Le pido un consejo para los escritores jóvenes, especialmente para quienes quieren escribir novelas pero sienten que deben demostrar algo. Y su respuesta es, en el mejor sentido, desconcertante: «menos inteligencia, más diversión, escribe para explorar, no para impresionar; la novela no va a reflejar lo listo que seas; lo importante es que estés dispuesto a dejarte llevar».

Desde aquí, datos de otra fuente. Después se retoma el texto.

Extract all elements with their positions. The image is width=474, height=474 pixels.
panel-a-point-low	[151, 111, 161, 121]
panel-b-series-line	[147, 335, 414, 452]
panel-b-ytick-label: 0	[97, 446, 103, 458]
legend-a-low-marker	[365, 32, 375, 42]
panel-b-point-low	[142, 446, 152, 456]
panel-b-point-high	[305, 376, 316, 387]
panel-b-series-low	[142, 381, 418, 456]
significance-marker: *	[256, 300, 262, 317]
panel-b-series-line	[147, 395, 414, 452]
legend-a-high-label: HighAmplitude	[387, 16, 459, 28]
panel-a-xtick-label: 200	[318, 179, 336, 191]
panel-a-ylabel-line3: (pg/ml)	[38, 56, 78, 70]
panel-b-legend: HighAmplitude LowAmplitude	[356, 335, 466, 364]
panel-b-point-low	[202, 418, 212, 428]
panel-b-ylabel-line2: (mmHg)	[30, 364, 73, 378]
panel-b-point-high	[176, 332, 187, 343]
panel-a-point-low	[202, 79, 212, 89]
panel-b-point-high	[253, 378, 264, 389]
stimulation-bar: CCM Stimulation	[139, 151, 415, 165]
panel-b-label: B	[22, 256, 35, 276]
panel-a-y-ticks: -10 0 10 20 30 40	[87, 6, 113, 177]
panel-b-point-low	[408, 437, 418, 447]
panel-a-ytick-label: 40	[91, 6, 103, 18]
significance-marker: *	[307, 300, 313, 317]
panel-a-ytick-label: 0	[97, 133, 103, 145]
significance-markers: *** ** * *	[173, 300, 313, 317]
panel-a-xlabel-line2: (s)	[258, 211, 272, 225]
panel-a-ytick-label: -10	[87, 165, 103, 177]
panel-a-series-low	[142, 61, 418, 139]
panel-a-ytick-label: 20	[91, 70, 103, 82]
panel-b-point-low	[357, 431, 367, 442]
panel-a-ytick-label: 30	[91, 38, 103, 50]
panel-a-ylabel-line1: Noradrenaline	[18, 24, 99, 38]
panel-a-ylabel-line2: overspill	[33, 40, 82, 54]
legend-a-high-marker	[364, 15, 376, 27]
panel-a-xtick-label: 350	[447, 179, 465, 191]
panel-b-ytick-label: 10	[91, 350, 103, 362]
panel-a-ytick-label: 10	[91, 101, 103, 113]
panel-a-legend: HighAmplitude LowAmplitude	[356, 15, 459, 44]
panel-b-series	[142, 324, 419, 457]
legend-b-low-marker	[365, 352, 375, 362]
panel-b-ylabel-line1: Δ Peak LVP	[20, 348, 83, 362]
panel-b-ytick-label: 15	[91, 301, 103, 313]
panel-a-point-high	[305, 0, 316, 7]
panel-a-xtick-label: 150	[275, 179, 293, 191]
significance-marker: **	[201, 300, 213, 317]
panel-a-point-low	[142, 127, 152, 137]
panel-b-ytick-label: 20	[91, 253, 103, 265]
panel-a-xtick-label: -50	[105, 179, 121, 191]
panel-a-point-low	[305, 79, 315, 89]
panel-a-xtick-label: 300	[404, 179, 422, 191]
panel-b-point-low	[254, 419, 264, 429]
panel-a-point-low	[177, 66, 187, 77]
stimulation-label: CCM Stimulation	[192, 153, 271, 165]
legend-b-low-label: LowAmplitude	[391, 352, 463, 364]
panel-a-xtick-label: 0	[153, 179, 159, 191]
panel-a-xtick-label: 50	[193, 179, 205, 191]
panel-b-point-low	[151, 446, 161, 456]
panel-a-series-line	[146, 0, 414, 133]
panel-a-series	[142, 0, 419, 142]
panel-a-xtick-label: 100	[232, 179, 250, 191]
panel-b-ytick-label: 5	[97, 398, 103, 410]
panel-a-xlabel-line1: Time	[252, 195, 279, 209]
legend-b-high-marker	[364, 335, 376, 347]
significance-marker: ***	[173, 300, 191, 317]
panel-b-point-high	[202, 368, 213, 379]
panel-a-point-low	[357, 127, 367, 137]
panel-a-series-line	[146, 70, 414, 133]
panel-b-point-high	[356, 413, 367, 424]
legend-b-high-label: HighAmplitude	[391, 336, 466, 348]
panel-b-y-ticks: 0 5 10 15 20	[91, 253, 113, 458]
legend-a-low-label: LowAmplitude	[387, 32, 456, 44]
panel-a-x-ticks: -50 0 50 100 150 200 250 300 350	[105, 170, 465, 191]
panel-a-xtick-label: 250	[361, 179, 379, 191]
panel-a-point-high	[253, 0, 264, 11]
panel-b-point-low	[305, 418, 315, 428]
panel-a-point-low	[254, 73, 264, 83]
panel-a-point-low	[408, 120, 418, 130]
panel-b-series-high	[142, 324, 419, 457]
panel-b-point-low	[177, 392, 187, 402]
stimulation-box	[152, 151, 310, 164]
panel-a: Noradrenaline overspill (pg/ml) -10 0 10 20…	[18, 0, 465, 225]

Al final, insiste, escribir es lanzarse al abismo, como quien se lanza a un viaje sin mapas ni garantías —¿brújulas?—. Arima se despide con una última sonrisa y una advertencia, como si temiera que esta conversación lo fuera a dejar con un perfil demasiado elevado, siendo él un maestro de la ironía sutil. Me dice: «recuerda, la mejor novela no es la que demuestra algo, sino la que, al final, sigue siendo un misterio, incluso para el que la escribió».

Abandono el lugar con la sensación de que la literatura, al menos para Kenji Arima, es un juego de despiste controlado, una especie de broma intelectual para quienes están dispuestos a saltarse los convencionalismos. Y quizás ese sea el secreto: poner a prueba hasta qué punto puedes perderte y seguir disfrutando del viaje.

Nota: para escribir esta ficción, me he inspirado en algunos pasajes —como el citado a continuación— de la obra De qué hablo cuando hablo de escribir de Haruki Murakami (2018, Editorial Planeta, traducción de Fernando Cordobés y Yoko Ogihara). Sin embargo, Kenji Arima es un personaje inventado, y cualquier semejanza con el venerado y sempiterno aspirante japonés al Premio Nobel es una coincidencia —¿o no?—, producto del juego creativo.

«En mi opinión, escribir novelas no es un trabajo adecuado para personas extremadamente inteligentes. Es obvio que exige un nivel determinado de conocimiento, de cultura y también, cómo no, de inteligencia para poder llevarlo a cabo. En mi caso particular creo llegar a ese mínimo exigible. Bueno, quizás. Si soy sincero, suponiendo que alguien me preguntase abiertamente si de verdad estoy seguro de haberlo alcanzado, no sabría qué decir.»